Il sequestro è un capitolo delle indagini culminate lo scorso giugno nell’operazione “All in”, quando si accertò che Cosa Nostra si era infiltrata nel grande affare dei giochi e delle scommesse sportive. E accanto al gioco legale c’erano pure le puntate in nero. Un volume d’affari di circa 100 milioni di euro. Un metodo molto efficiente per ripulire il denaro sporco proveniente dalle famiglie mafiose dei vari mandamenti di Palermo.
Francesco Paolo Maniscalco è l’uomo chiave di queste inchieste. Appartenente alla famiglia di “Palermo Centro”, il 13 agosto 1991 era nel gruppo di rapinatori del Monte dei Pegni di via Pasquale Calvi a Palermo che portò nelle casse dei boss di Cosa Nostra un bottino di 18 miliardi di lire. Ma soprattutto di recente ha gestito quella massa di denaro, 100 milioni di euro, frutto di giochi e scommesse.
Salvatore Rubino è l’altro protagonista di questo grande affare, avendo messo a disposizione la sua abilità imprenditoriale per riciclare il denaro sporco. Proprio lui è l’intestatario della villa di Favignana.
Il software che non perdona
Come in altri indagini su Cosa Nostra, l’ingente patrimonio sequestrato è stato individuato grazie al software “Molecola” in dotazione alla Giardia di Finanza che permette di comparare i redditi dichiarati dagli indagati e dai propri familiari con gli acquisti e le spese fatte.
Un metodo informatico molto efficace contro l’accumulazione illegale di enormi quantità di denaro. Uno strumento di quella legge 416 bis del 1982 che per la prima volta introduceva il sequestro e la confisca dei beni accumulati dai mafiosi.
Sequestrata a Nicolò Giustiniani la villa con piscina di un “nullatenente”
Per lo Stato italiano era povero, tanto da percepire 900 euro al mese di reddito di cittadinanza. In realtà aveva acquistato e ristrutturato una villa con piscina e giganteschi leoni di marmo a Ficarazzi, e ne aveva intestata la proprietà ai genitori. Giovedì 18 marzo 2021 il Tribunale di Palermo ne ha stabilito il sequestro assieme ad alcuni rapporti bancari: valore complessivo stimato in circa 500 mila euro. Nicolò Giustiniani dovrà adesso giustificare questa sperequazione fra povertà dichiarata e beni facenti capo a lui e ai suoi congiunti.

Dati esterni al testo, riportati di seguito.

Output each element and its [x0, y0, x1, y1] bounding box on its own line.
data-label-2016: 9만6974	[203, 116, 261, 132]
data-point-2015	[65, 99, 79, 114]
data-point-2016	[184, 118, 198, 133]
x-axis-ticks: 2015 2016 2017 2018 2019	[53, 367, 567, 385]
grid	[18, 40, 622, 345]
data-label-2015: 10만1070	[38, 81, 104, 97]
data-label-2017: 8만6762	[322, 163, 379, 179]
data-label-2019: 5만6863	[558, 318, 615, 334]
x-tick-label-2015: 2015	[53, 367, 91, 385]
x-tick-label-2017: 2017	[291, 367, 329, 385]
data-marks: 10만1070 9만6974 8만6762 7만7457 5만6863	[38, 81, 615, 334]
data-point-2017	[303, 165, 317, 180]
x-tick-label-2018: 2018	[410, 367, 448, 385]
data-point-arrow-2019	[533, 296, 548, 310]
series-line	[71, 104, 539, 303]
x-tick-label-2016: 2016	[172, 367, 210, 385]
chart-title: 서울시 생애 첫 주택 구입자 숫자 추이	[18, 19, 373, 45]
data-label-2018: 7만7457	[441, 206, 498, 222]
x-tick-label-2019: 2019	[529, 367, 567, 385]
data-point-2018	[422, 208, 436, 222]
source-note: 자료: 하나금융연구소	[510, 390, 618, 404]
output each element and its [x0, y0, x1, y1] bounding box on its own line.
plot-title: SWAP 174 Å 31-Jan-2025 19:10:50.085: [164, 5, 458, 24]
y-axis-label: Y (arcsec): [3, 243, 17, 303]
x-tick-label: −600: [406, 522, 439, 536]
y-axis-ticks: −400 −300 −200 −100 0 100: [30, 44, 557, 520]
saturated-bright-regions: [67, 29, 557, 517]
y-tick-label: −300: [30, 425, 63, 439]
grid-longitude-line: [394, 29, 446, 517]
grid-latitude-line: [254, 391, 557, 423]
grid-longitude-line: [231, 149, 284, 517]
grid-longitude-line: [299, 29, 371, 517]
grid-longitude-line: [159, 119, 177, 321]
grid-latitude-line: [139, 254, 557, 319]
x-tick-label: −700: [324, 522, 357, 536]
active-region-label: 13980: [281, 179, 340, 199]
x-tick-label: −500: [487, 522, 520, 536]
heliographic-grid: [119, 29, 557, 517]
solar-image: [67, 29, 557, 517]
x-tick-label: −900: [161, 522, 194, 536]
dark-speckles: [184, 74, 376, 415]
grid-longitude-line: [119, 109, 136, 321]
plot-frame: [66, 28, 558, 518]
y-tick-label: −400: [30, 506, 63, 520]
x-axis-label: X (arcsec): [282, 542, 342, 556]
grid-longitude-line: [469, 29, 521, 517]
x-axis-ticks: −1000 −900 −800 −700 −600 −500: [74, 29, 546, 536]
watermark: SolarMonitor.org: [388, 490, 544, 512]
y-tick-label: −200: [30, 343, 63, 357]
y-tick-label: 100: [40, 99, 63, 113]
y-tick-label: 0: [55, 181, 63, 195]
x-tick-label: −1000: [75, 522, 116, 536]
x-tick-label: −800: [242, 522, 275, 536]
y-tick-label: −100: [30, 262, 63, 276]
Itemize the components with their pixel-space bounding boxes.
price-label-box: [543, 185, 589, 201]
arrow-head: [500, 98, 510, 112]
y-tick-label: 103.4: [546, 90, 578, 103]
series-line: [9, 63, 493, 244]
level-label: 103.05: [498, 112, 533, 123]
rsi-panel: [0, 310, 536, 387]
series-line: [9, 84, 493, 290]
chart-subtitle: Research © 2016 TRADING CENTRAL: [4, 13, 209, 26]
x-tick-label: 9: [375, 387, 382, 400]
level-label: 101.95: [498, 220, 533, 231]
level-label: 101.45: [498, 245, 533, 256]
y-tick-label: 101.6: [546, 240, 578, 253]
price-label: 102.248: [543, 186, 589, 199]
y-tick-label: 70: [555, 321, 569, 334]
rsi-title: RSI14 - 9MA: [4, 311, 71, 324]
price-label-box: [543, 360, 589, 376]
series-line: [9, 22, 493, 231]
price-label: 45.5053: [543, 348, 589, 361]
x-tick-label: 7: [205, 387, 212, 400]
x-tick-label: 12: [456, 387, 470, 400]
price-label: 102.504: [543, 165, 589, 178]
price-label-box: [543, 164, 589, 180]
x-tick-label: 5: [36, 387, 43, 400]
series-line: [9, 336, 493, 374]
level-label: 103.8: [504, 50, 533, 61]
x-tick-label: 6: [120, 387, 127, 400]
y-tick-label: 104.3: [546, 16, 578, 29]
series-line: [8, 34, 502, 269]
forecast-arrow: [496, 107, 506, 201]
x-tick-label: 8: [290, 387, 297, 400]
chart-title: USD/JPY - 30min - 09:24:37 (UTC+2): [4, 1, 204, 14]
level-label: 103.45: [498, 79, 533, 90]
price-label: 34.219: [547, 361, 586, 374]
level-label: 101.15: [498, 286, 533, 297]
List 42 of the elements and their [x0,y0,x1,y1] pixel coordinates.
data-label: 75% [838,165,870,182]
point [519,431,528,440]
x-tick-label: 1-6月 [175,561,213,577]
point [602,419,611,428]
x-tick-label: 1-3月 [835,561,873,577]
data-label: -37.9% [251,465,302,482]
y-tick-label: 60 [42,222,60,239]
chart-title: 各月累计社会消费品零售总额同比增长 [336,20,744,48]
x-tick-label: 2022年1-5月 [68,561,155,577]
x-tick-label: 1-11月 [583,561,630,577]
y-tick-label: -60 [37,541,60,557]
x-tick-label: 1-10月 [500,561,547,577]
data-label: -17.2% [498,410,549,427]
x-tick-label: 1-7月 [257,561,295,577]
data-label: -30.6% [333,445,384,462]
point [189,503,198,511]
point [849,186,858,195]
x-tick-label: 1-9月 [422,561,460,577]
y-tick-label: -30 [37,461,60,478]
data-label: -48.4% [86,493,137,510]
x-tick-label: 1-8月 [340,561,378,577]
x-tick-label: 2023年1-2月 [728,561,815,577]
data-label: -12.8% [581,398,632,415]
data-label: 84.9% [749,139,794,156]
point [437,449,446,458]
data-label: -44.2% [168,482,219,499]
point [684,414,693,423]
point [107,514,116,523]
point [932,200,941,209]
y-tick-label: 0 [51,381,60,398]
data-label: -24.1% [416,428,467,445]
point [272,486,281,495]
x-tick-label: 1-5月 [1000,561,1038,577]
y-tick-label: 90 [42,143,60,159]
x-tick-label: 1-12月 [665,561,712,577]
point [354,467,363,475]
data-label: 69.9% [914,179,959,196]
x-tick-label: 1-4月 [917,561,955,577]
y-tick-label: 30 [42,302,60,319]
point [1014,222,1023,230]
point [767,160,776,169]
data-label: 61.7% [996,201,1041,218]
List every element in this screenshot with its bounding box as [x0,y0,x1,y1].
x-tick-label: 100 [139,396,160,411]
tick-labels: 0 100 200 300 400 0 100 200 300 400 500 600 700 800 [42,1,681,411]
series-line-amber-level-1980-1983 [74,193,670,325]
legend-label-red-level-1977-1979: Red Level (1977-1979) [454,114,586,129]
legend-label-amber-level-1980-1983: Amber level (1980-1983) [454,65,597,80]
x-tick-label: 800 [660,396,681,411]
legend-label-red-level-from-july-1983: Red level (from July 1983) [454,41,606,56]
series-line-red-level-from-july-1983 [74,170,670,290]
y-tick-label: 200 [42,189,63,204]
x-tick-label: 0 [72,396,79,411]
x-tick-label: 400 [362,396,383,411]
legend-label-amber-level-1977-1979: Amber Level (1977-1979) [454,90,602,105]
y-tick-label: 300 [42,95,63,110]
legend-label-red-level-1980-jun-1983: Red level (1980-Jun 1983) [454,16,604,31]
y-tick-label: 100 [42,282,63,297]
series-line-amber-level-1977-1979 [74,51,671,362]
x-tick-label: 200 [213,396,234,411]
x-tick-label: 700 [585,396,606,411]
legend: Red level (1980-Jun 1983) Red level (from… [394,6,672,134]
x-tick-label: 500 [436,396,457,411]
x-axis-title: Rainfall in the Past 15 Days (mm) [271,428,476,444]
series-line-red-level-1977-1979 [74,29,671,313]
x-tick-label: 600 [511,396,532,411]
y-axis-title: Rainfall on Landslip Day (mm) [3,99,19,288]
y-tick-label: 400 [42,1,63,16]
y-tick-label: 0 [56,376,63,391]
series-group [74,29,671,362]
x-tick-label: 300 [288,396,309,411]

Nicolò Giustiniani a gennaio è stato condannato a 14 anni. Era il braccio destro dei fratelli Stefano e Michele Marino, uomini d’onore del mandamento di Brancaccio e coinvolti nell’ orribile truffa alle assicurazioni passata alle cronache come “spaccaossa” (persone che pur di guadagnare qualcosa si facevano rompere braccia e gambe).
La caratura criminale del Giustiniani era emersa nel 2019 con le due operazioni antimafia “Maredolce 2” e “Sperone”. Indiziato di appartenere a Cosa Nostra, è stato soprattutto accusato di avere organizzato, coordinato e gestito il traffico di droga nella zona di Brancaccio, ma anche di avere messo a disposizione un proprio immobile per riunioni di mafia.
La villa di Ficarazzi e i conti correnti bancari sarebbero una parte degli ingenti introiti derivanti dal commercio degli stupefacenti.
Altri beni sottratti alla mafia per 3 milioni. Quando nei piccoli centri fioriscono le attività illecite
Domenico Waldker Albergo ha cercato di eludere la normativa antimafia e ha intestato beni e attività commerciali a familiari e conviventi. Ma i controlli contabili e finanziari, ormai sempre più precisi e puntuali, hanno fatto emergere un evidente sproporzione tra gli acquisti effettuati e i redditi percepiti, e così è scattato il sequestro.
A Noto, lunedì 22 marzo 2021, sono stati sottoposti a sequestro quattro attività del settore della ristorazione, 3 fabbricati, un terreno, disponibilità finanziarie, per un valore complessivo di circa 3 milioni di euro.
Waldker Albergo è considerato il rappresentante della famiglia mafiosa Trigila in provincia di Siracusa.